We started the first workshop of the Creative Practices: Exploring Translanguaging Research in Pedagogical Contexts and Beyond project playing with toys borrowed from a child’s drawer. Erasers, Lego blocks, tiny boxes and metal balls, transformers, miniature cars, keys, strings… what wasn’t there… Whilst doing it, we tried to imagine language as a physical object and considered the metaphors used to describe it.
This introductory activity engaged us to think out of the box. In fact, we started with a box and ended up with the metaphors that we use whenever we speak about our languages. Language as a container, language as a fluid, language as a tool — all these metaphors made their way onto the table via real objects. Looking at language in this way made us think more carefully about what we’re truly saying when we’re saying: I use my language… I have a language, My languages are… (more on this activity will be included in the upcoming Resources section of our website).

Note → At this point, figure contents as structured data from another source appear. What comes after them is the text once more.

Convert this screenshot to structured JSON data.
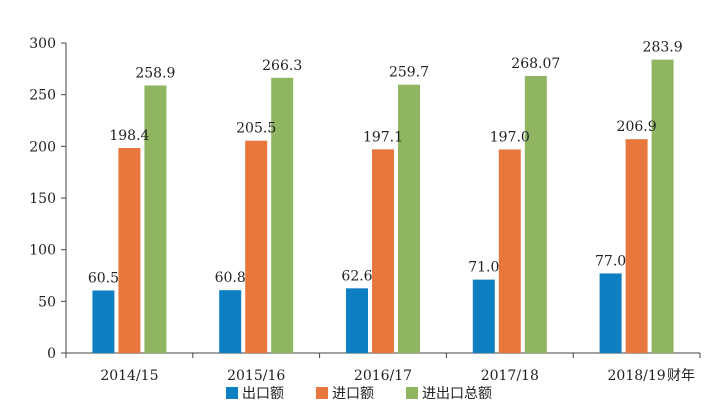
{
  "chart_data": {
    "type": "bar",
    "title": "",
    "xlabel": "财年",
    "ylabel": "",
    "ylim": [
      0,
      300
    ],
    "yticks": [
      0,
      50,
      100,
      150,
      200,
      250,
      300
    ],
    "categories": [
      "2014/15",
      "2015/16",
      "2016/17",
      "2017/18",
      "2018/19"
    ],
    "series": [
      {
        "name": "出口额",
        "color": "#0f7fc4",
        "values": [
          60.5,
          60.8,
          62.6,
          71.0,
          77.0
        ],
        "labels": [
          "60.5",
          "60.8",
          "62.6",
          "71.0",
          "77.0"
        ]
      },
      {
        "name": "进口额",
        "color": "#e8773d",
        "values": [
          198.4,
          205.5,
          197.1,
          197.0,
          206.9
        ],
        "labels": [
          "198.4",
          "205.5",
          "197.1",
          "197.0",
          "206.9"
        ]
      },
      {
        "name": "进出口总额",
        "color": "#8fb560",
        "values": [
          258.9,
          266.3,
          259.7,
          268.07,
          283.9
        ],
        "labels": [
          "258.9",
          "266.3",
          "259.7",
          "268.07",
          "283.9"
        ]
      }
    ],
    "legend_position": "bottom",
    "grid": false
  }
}
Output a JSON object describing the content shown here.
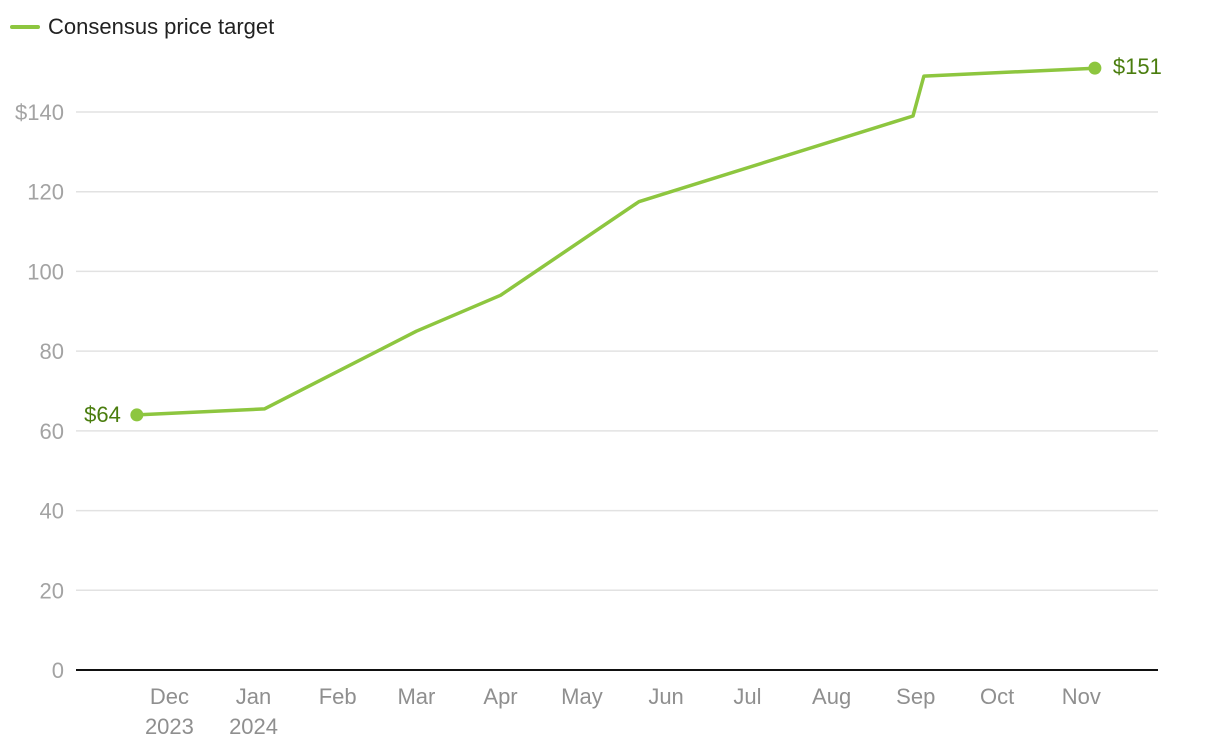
{
  "legend": {
    "label": "Consensus price target"
  },
  "colors": {
    "line": "#8dc63f",
    "label": "#4a7d0e",
    "grid": "#e2e2e2",
    "axis": "#111111"
  },
  "chart_data": {
    "type": "line",
    "xlabel": "",
    "ylabel": "",
    "ylim": [
      0,
      150
    ],
    "yticks": [
      {
        "value": 0,
        "label": "0"
      },
      {
        "value": 20,
        "label": "20"
      },
      {
        "value": 40,
        "label": "40"
      },
      {
        "value": 60,
        "label": "60"
      },
      {
        "value": 80,
        "label": "80"
      },
      {
        "value": 100,
        "label": "100"
      },
      {
        "value": 120,
        "label": "120"
      },
      {
        "value": 140,
        "label": "$140"
      }
    ],
    "xrange": [
      "2023-11-01",
      "2024-11-30"
    ],
    "xticks": [
      {
        "date": "2023-12-01",
        "label": "Dec",
        "sublabel": "2023"
      },
      {
        "date": "2024-01-01",
        "label": "Jan",
        "sublabel": "2024"
      },
      {
        "date": "2024-02-01",
        "label": "Feb",
        "sublabel": ""
      },
      {
        "date": "2024-03-01",
        "label": "Mar",
        "sublabel": ""
      },
      {
        "date": "2024-04-01",
        "label": "Apr",
        "sublabel": ""
      },
      {
        "date": "2024-05-01",
        "label": "May",
        "sublabel": ""
      },
      {
        "date": "2024-06-01",
        "label": "Jun",
        "sublabel": ""
      },
      {
        "date": "2024-07-01",
        "label": "Jul",
        "sublabel": ""
      },
      {
        "date": "2024-08-01",
        "label": "Aug",
        "sublabel": ""
      },
      {
        "date": "2024-09-01",
        "label": "Sep",
        "sublabel": ""
      },
      {
        "date": "2024-10-01",
        "label": "Oct",
        "sublabel": ""
      },
      {
        "date": "2024-11-01",
        "label": "Nov",
        "sublabel": ""
      }
    ],
    "series": [
      {
        "name": "Consensus price target",
        "points": [
          {
            "x": "2023-11-19",
            "y": 64
          },
          {
            "x": "2024-01-05",
            "y": 65.5
          },
          {
            "x": "2024-03-01",
            "y": 85
          },
          {
            "x": "2024-04-01",
            "y": 94
          },
          {
            "x": "2024-05-22",
            "y": 117.5
          },
          {
            "x": "2024-08-31",
            "y": 139
          },
          {
            "x": "2024-09-04",
            "y": 149
          },
          {
            "x": "2024-11-06",
            "y": 151
          }
        ]
      }
    ],
    "start_label": "$64",
    "end_label": "$151",
    "grid": true,
    "legend_position": "top-left"
  }
}
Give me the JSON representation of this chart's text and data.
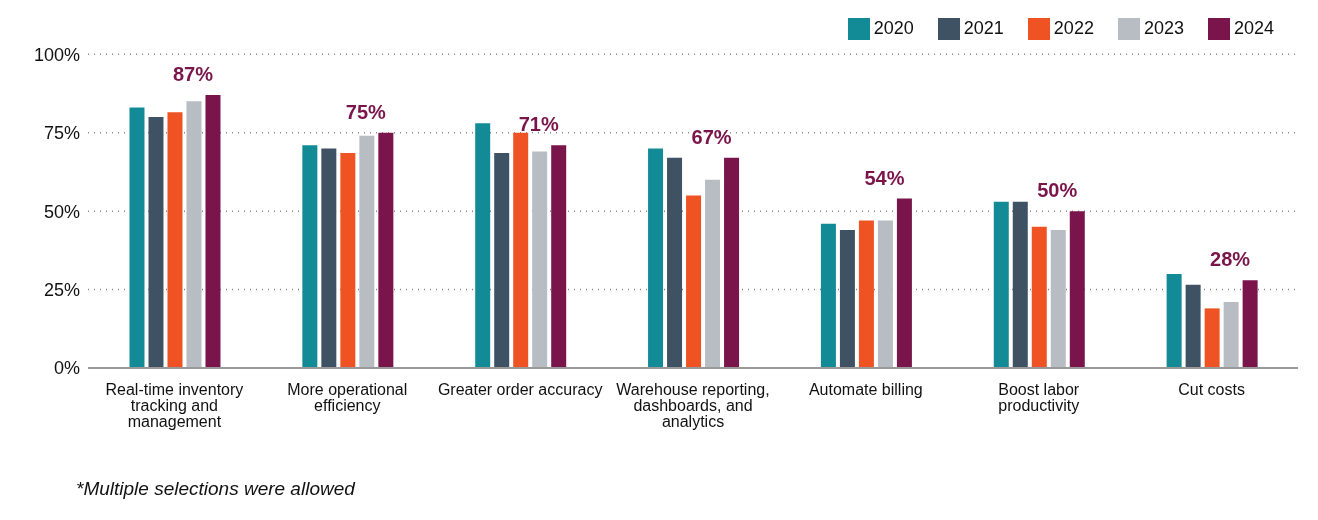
{
  "chart_data": {
    "type": "bar",
    "categories": [
      "Real-time inventory tracking and management",
      "More operational efficiency",
      "Greater order accuracy",
      "Warehouse reporting, dashboards, and analytics",
      "Automate billing",
      "Boost labor productivity",
      "Cut costs"
    ],
    "series": [
      {
        "name": "2020",
        "color": "#138b97",
        "values": [
          83,
          71,
          78,
          70,
          46,
          53,
          30
        ]
      },
      {
        "name": "2021",
        "color": "#3f5263",
        "values": [
          80,
          70,
          68.5,
          67,
          44,
          53,
          26.5
        ]
      },
      {
        "name": "2022",
        "color": "#f05323",
        "values": [
          81.5,
          68.5,
          75,
          55,
          47,
          45,
          19
        ]
      },
      {
        "name": "2023",
        "color": "#b8bdc3",
        "values": [
          85,
          74,
          69,
          60,
          47,
          44,
          21
        ]
      },
      {
        "name": "2024",
        "color": "#7a154b",
        "values": [
          87,
          75,
          71,
          67,
          54,
          50,
          28
        ],
        "value_labels": [
          "87%",
          "75%",
          "71%",
          "67%",
          "54%",
          "50%",
          "28%"
        ]
      }
    ],
    "ylim": [
      0,
      100
    ],
    "yticks": [
      {
        "value": 0,
        "label": "0%"
      },
      {
        "value": 25,
        "label": "25%"
      },
      {
        "value": 50,
        "label": "50%"
      },
      {
        "value": 75,
        "label": "75%"
      },
      {
        "value": 100,
        "label": "100%"
      }
    ],
    "grid": "y",
    "legend": "top right",
    "annotations": [
      "*Multiple selections were allowed"
    ]
  }
}
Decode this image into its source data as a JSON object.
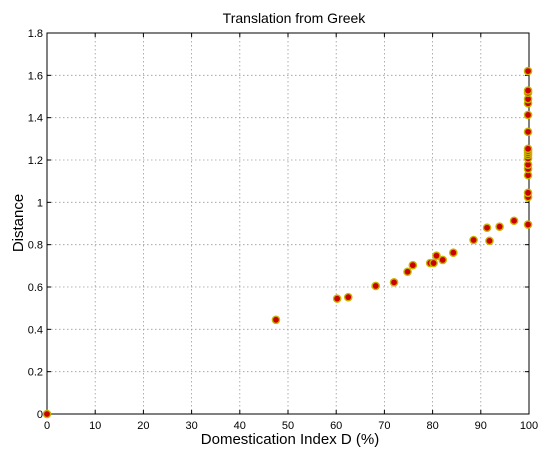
{
  "chart_data": {
    "type": "scatter",
    "title": "Translation from Greek",
    "xlabel": "Domestication Index D (%)",
    "ylabel": "Distance",
    "xlim": [
      0,
      100
    ],
    "ylim": [
      0,
      1.8
    ],
    "xticks": [
      0,
      10,
      20,
      30,
      40,
      50,
      60,
      70,
      80,
      90,
      100
    ],
    "xtick_labels": [
      "0",
      "10",
      "20",
      "30",
      "40",
      "50",
      "60",
      "70",
      "80",
      "90",
      "100"
    ],
    "yticks": [
      0,
      0.2,
      0.4,
      0.6,
      0.8,
      1,
      1.2,
      1.4,
      1.6,
      1.8
    ],
    "ytick_labels": [
      "0",
      "0.2",
      "0.4",
      "0.6",
      "0.8",
      "1",
      "1.2",
      "1.4",
      "1.6",
      "1.8"
    ],
    "grid": true,
    "marker_fill": "#cc0000",
    "marker_edge": "#c8b400",
    "series": [
      {
        "points": [
          [
            0,
            0
          ],
          [
            47.5,
            0.445
          ],
          [
            60.2,
            0.545
          ],
          [
            62.5,
            0.552
          ],
          [
            68.2,
            0.605
          ],
          [
            72.0,
            0.622
          ],
          [
            74.8,
            0.672
          ],
          [
            75.9,
            0.703
          ],
          [
            79.5,
            0.713
          ],
          [
            80.2,
            0.713
          ],
          [
            80.8,
            0.748
          ],
          [
            82.1,
            0.728
          ],
          [
            84.3,
            0.762
          ],
          [
            88.5,
            0.822
          ],
          [
            91.3,
            0.88
          ],
          [
            91.8,
            0.818
          ],
          [
            93.9,
            0.885
          ],
          [
            96.9,
            0.913
          ],
          [
            99.8,
            0.895
          ],
          [
            99.8,
            1.025
          ],
          [
            99.8,
            1.045
          ],
          [
            99.8,
            1.128
          ],
          [
            99.8,
            1.158
          ],
          [
            99.8,
            1.178
          ],
          [
            99.8,
            1.208
          ],
          [
            99.8,
            1.223
          ],
          [
            99.8,
            1.233
          ],
          [
            99.8,
            1.243
          ],
          [
            99.8,
            1.253
          ],
          [
            99.8,
            1.333
          ],
          [
            99.8,
            1.413
          ],
          [
            99.8,
            1.468
          ],
          [
            99.8,
            1.488
          ],
          [
            99.8,
            1.518
          ],
          [
            99.8,
            1.528
          ],
          [
            99.8,
            1.62
          ]
        ]
      }
    ]
  }
}
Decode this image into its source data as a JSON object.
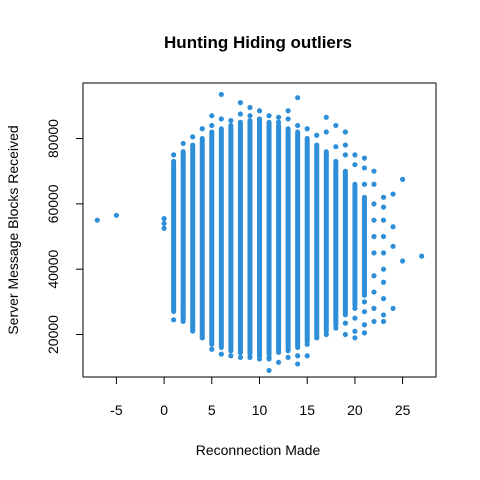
{
  "chart_data": {
    "type": "scatter",
    "title": "Hunting Hiding outliers",
    "xlabel": "Reconnection Made",
    "ylabel": "Server Message Blocks Received",
    "xlim": [
      -8.5,
      28.5
    ],
    "ylim": [
      7000,
      97000
    ],
    "x_ticks": [
      -5,
      0,
      5,
      10,
      15,
      20,
      25
    ],
    "x_tick_labels": [
      "-5",
      "0",
      "5",
      "10",
      "15",
      "20",
      "25"
    ],
    "y_ticks": [
      20000,
      40000,
      60000,
      80000
    ],
    "y_tick_labels": [
      "20000",
      "40000",
      "60000",
      "80000"
    ],
    "grid": false,
    "point_color": "#2E8FD8",
    "column_ranges": [
      {
        "x": 1,
        "ymin": 27000,
        "ymax": 73000
      },
      {
        "x": 2,
        "ymin": 24000,
        "ymax": 76000
      },
      {
        "x": 3,
        "ymin": 21000,
        "ymax": 78000
      },
      {
        "x": 4,
        "ymin": 19000,
        "ymax": 80000
      },
      {
        "x": 5,
        "ymin": 17000,
        "ymax": 82000
      },
      {
        "x": 6,
        "ymin": 16000,
        "ymax": 83000
      },
      {
        "x": 7,
        "ymin": 15000,
        "ymax": 84000
      },
      {
        "x": 8,
        "ymin": 14500,
        "ymax": 85000
      },
      {
        "x": 9,
        "ymin": 14000,
        "ymax": 85500
      },
      {
        "x": 10,
        "ymin": 14000,
        "ymax": 85500
      },
      {
        "x": 11,
        "ymin": 14000,
        "ymax": 85000
      },
      {
        "x": 12,
        "ymin": 14500,
        "ymax": 84000
      },
      {
        "x": 13,
        "ymin": 15000,
        "ymax": 83000
      },
      {
        "x": 14,
        "ymin": 16000,
        "ymax": 82000
      },
      {
        "x": 15,
        "ymin": 18000,
        "ymax": 80000
      },
      {
        "x": 16,
        "ymin": 19000,
        "ymax": 78000
      },
      {
        "x": 17,
        "ymin": 21000,
        "ymax": 76000
      },
      {
        "x": 18,
        "ymin": 23000,
        "ymax": 73000
      },
      {
        "x": 19,
        "ymin": 26000,
        "ymax": 70000
      },
      {
        "x": 20,
        "ymin": 29000,
        "ymax": 66000
      },
      {
        "x": 21,
        "ymin": 32000,
        "ymax": 62000
      }
    ],
    "points": [
      [
        -7,
        55000
      ],
      [
        -5,
        56500
      ],
      [
        0,
        52500
      ],
      [
        0,
        54000
      ],
      [
        0,
        55500
      ],
      [
        1,
        75000
      ],
      [
        1,
        24500
      ],
      [
        2,
        78500
      ],
      [
        2,
        26500
      ],
      [
        2,
        29000
      ],
      [
        3,
        80500
      ],
      [
        3,
        22000
      ],
      [
        4,
        83000
      ],
      [
        4,
        19000
      ],
      [
        5,
        87000
      ],
      [
        5,
        84000
      ],
      [
        5,
        15500
      ],
      [
        6,
        93500
      ],
      [
        6,
        86000
      ],
      [
        6,
        14000
      ],
      [
        7,
        85500
      ],
      [
        7,
        13500
      ],
      [
        8,
        91000
      ],
      [
        8,
        87500
      ],
      [
        8,
        13000
      ],
      [
        8,
        14500
      ],
      [
        9,
        89500
      ],
      [
        9,
        87000
      ],
      [
        9,
        13000
      ],
      [
        10,
        88500
      ],
      [
        10,
        86000
      ],
      [
        10,
        12500
      ],
      [
        10,
        13500
      ],
      [
        11,
        87000
      ],
      [
        11,
        9000
      ],
      [
        11,
        13000
      ],
      [
        11,
        12500
      ],
      [
        12,
        85000
      ],
      [
        12,
        86500
      ],
      [
        12,
        11500
      ],
      [
        13,
        88500
      ],
      [
        13,
        86000
      ],
      [
        13,
        13000
      ],
      [
        14,
        92500
      ],
      [
        14,
        84000
      ],
      [
        14,
        11000
      ],
      [
        14,
        13500
      ],
      [
        15,
        83000
      ],
      [
        15,
        13500
      ],
      [
        15,
        17000
      ],
      [
        16,
        81000
      ],
      [
        16,
        19000
      ],
      [
        17,
        86500
      ],
      [
        17,
        82000
      ],
      [
        17,
        20000
      ],
      [
        18,
        84000
      ],
      [
        18,
        77500
      ],
      [
        18,
        22000
      ],
      [
        19,
        82000
      ],
      [
        19,
        78000
      ],
      [
        19,
        75000
      ],
      [
        19,
        23500
      ],
      [
        19,
        20000
      ],
      [
        20,
        75000
      ],
      [
        20,
        72000
      ],
      [
        20,
        28000
      ],
      [
        20,
        25000
      ],
      [
        20,
        21000
      ],
      [
        20,
        19000
      ],
      [
        21,
        74000
      ],
      [
        21,
        71000
      ],
      [
        21,
        66000
      ],
      [
        21,
        30000
      ],
      [
        21,
        27000
      ],
      [
        21,
        23000
      ],
      [
        21,
        20500
      ],
      [
        22,
        70000
      ],
      [
        22,
        66000
      ],
      [
        22,
        60000
      ],
      [
        22,
        55000
      ],
      [
        22,
        50000
      ],
      [
        22,
        45000
      ],
      [
        22,
        38000
      ],
      [
        22,
        33000
      ],
      [
        22,
        28000
      ],
      [
        22,
        24000
      ],
      [
        23,
        62000
      ],
      [
        23,
        59000
      ],
      [
        23,
        55000
      ],
      [
        23,
        50000
      ],
      [
        23,
        45000
      ],
      [
        23,
        40000
      ],
      [
        23,
        36000
      ],
      [
        23,
        31000
      ],
      [
        23,
        26000
      ],
      [
        23,
        24000
      ],
      [
        24,
        63000
      ],
      [
        24,
        53000
      ],
      [
        24,
        47000
      ],
      [
        24,
        28000
      ],
      [
        25,
        67500
      ],
      [
        25,
        42500
      ],
      [
        27,
        44000
      ]
    ]
  }
}
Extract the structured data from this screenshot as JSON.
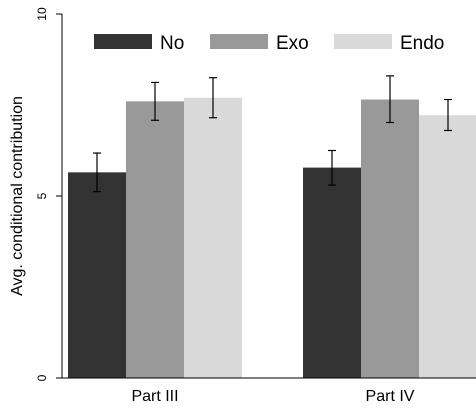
{
  "chart_data": {
    "type": "bar",
    "title": "",
    "xlabel": "",
    "ylabel": "Avg. conditional contribution",
    "ylim": [
      0,
      10
    ],
    "yticks": [
      0,
      5,
      10
    ],
    "categories": [
      "Part III",
      "Part IV"
    ],
    "series": [
      {
        "name": "No",
        "color": "#333333",
        "values": [
          5.65,
          5.78
        ],
        "error_low": [
          5.12,
          5.3
        ],
        "error_high": [
          6.18,
          6.25
        ]
      },
      {
        "name": "Exo",
        "color": "#999999",
        "values": [
          7.6,
          7.65
        ],
        "error_low": [
          7.08,
          7.02
        ],
        "error_high": [
          8.12,
          8.3
        ]
      },
      {
        "name": "Endo",
        "color": "#d9d9d9",
        "values": [
          7.7,
          7.22
        ],
        "error_low": [
          7.15,
          6.8
        ],
        "error_high": [
          8.25,
          7.65
        ]
      }
    ],
    "legend_position": "top",
    "grid": false,
    "error_bars": true
  }
}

In the second part of the workshop, we discussed the concept of translanguaging and recalled our own experiences of it. Examples of translanguaging taken from Monika Szydłowska’s watercolour drawings in her online series, On Emigration, and a book, Do you miss your country?, became an inspiration for the creation of translanguaging comics in which we recorded situations from our everyday life and work. Dobrochna took us through the journey of taking a lived language experience and giving it a face, a scene, a context. The multimodal nature of this activity enabled all participants to embrace their creativity and draw their translanguaging moments out. The technique and process involved in this exercise led us to create an entire canvas of moments that represented “us” and what we have lived in various spaces.